Mark stood up, walked into the kitchen and poured himself a glass of water. He drank it and stood in the doorway.

- Balls, he said.

- That doesn’t mean a thing to me.

- What are you waiting for, a statement for the defence?

- That’s up to you.

- Aaah! Mark grated.

He sat down on the edge of a chair, coughed shortly and spat in the fireplace.

- Still, I’m glad you’ve said all this, he said, belching and wiping his mouth. Who knows? You may be right. Your conclusion is I’m a snooper? Why should I answer?

- You want me to leave your house?

- Do what you like.

Len clenched his fist and thumped the chairarm.

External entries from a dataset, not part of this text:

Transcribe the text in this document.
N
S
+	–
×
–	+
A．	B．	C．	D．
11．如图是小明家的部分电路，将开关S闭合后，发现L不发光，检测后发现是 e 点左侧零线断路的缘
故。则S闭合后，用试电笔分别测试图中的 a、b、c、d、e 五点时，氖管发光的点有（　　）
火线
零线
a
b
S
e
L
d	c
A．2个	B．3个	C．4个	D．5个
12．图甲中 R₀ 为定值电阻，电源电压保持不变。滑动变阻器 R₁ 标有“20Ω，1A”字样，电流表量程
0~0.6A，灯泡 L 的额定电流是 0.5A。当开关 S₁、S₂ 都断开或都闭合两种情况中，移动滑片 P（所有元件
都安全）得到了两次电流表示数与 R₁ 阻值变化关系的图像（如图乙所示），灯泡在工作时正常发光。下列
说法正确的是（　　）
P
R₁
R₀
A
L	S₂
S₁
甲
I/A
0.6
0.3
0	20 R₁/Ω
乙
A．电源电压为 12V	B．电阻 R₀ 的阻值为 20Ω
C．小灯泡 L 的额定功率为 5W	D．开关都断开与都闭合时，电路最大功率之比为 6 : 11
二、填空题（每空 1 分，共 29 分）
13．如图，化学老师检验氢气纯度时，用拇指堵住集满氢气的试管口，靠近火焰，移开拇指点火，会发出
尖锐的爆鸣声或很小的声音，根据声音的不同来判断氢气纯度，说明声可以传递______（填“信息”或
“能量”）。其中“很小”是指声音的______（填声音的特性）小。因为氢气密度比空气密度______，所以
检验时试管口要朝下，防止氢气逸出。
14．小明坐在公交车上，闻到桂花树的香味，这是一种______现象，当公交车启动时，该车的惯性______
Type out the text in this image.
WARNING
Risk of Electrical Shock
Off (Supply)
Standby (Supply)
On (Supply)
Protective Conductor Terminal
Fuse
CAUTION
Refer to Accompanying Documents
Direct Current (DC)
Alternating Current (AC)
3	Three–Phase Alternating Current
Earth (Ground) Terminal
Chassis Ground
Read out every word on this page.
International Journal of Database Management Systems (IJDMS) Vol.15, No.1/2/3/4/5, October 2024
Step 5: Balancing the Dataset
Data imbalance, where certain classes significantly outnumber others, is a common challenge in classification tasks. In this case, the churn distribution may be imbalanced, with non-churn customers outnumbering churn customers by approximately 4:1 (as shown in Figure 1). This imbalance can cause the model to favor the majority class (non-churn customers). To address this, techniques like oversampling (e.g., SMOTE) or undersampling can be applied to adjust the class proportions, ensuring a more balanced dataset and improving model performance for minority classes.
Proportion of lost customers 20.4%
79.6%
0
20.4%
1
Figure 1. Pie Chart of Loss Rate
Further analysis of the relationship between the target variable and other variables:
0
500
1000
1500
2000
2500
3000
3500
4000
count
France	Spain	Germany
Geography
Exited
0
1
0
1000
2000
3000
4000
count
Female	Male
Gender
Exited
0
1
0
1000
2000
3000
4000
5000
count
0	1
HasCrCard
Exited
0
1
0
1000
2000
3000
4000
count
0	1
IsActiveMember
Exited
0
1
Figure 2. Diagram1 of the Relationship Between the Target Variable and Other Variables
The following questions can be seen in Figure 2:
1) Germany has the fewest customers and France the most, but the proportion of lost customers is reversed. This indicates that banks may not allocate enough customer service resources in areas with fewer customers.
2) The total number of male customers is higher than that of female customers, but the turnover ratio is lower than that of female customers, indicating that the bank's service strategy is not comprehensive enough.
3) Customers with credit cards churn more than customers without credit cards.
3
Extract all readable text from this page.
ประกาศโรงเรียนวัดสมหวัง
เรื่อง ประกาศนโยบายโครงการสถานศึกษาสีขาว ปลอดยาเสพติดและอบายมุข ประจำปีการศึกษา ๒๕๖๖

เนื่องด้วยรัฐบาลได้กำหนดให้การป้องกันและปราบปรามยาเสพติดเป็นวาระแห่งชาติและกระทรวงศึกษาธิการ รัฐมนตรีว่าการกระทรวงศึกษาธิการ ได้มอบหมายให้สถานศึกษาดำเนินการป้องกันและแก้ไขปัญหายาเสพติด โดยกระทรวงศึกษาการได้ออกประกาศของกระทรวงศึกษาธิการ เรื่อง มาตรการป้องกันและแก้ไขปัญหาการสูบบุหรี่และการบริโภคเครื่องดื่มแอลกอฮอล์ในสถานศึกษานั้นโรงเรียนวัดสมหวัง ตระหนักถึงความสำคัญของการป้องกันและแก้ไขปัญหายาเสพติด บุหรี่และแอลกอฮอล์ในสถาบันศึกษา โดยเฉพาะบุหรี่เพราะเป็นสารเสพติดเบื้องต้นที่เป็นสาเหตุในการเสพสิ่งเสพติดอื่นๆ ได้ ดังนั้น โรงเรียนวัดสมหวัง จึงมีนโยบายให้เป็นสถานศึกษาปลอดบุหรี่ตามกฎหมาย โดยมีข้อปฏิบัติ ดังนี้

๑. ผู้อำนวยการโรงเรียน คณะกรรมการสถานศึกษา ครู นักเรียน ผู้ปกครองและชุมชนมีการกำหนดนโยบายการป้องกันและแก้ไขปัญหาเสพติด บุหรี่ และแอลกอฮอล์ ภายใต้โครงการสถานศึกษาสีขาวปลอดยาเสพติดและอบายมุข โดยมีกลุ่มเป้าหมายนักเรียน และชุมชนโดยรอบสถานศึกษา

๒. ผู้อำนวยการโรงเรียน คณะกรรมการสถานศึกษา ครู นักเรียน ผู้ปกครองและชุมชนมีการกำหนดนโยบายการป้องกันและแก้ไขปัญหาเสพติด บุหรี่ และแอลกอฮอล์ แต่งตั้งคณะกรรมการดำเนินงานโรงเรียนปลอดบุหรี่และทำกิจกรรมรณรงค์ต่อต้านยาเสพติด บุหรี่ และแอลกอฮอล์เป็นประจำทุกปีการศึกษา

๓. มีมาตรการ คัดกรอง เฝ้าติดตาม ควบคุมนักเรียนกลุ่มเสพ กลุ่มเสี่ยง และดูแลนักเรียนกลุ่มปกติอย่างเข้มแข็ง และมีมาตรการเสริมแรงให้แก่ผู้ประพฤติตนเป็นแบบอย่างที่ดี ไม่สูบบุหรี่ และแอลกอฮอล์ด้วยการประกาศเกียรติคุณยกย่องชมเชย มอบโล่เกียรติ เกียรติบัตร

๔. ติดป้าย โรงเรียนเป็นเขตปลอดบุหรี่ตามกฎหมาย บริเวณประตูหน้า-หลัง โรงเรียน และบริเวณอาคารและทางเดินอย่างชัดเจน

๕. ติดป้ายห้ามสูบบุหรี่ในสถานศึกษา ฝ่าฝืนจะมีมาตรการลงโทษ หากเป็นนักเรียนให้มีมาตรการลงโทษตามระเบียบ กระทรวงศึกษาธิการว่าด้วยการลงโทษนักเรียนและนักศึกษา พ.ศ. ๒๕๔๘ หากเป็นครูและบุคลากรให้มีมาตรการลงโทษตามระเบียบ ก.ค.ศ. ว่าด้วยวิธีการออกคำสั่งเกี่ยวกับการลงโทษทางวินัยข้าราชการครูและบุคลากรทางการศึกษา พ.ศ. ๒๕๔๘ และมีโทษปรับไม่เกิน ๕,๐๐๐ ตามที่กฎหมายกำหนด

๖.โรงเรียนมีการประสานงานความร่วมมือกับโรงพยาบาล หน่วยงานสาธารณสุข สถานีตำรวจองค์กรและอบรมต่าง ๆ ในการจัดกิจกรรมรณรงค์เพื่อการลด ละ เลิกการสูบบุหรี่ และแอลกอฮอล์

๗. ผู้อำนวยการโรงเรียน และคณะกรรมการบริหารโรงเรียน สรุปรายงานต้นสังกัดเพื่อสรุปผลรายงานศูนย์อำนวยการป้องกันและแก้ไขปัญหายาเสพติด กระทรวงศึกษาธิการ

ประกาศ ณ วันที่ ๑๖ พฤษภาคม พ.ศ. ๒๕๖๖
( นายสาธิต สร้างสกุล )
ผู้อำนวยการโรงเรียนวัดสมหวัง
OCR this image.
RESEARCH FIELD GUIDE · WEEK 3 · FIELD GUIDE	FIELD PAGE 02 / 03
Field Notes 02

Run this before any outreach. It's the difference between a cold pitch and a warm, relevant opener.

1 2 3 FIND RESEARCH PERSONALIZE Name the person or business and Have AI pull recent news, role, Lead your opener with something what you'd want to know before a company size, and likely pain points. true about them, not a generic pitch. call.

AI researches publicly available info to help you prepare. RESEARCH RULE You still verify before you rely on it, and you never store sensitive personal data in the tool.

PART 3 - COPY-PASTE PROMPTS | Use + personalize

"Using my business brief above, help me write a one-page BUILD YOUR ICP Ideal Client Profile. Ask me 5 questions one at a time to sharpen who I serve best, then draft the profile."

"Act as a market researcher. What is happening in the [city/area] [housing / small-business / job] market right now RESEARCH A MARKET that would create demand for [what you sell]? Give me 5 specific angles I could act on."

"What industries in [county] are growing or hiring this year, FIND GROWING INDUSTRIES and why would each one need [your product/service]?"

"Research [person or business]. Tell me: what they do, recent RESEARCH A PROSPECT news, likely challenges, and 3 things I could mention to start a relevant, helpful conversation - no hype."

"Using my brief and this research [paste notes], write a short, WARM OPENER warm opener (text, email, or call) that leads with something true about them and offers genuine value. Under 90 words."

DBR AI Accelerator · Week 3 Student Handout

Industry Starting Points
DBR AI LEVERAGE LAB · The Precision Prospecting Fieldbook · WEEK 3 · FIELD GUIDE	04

- So you’ve got nothing to say?

- No.

- Do you understand what I was talking about?

- Yes.

- And you don’t agree?

Mark shrugged.

- You disagree?

Mark cleared his throat and hawked. He banged his chest and spat.

- What?

- You think I’m mistaken?

Mark shrugged.

- But am I? Apart from what I think and you think, am I?

- Am you?

- Am I?

Mark shrugged and sniffed. He blew his nose.

- What’s the matter with you tonight? Len said.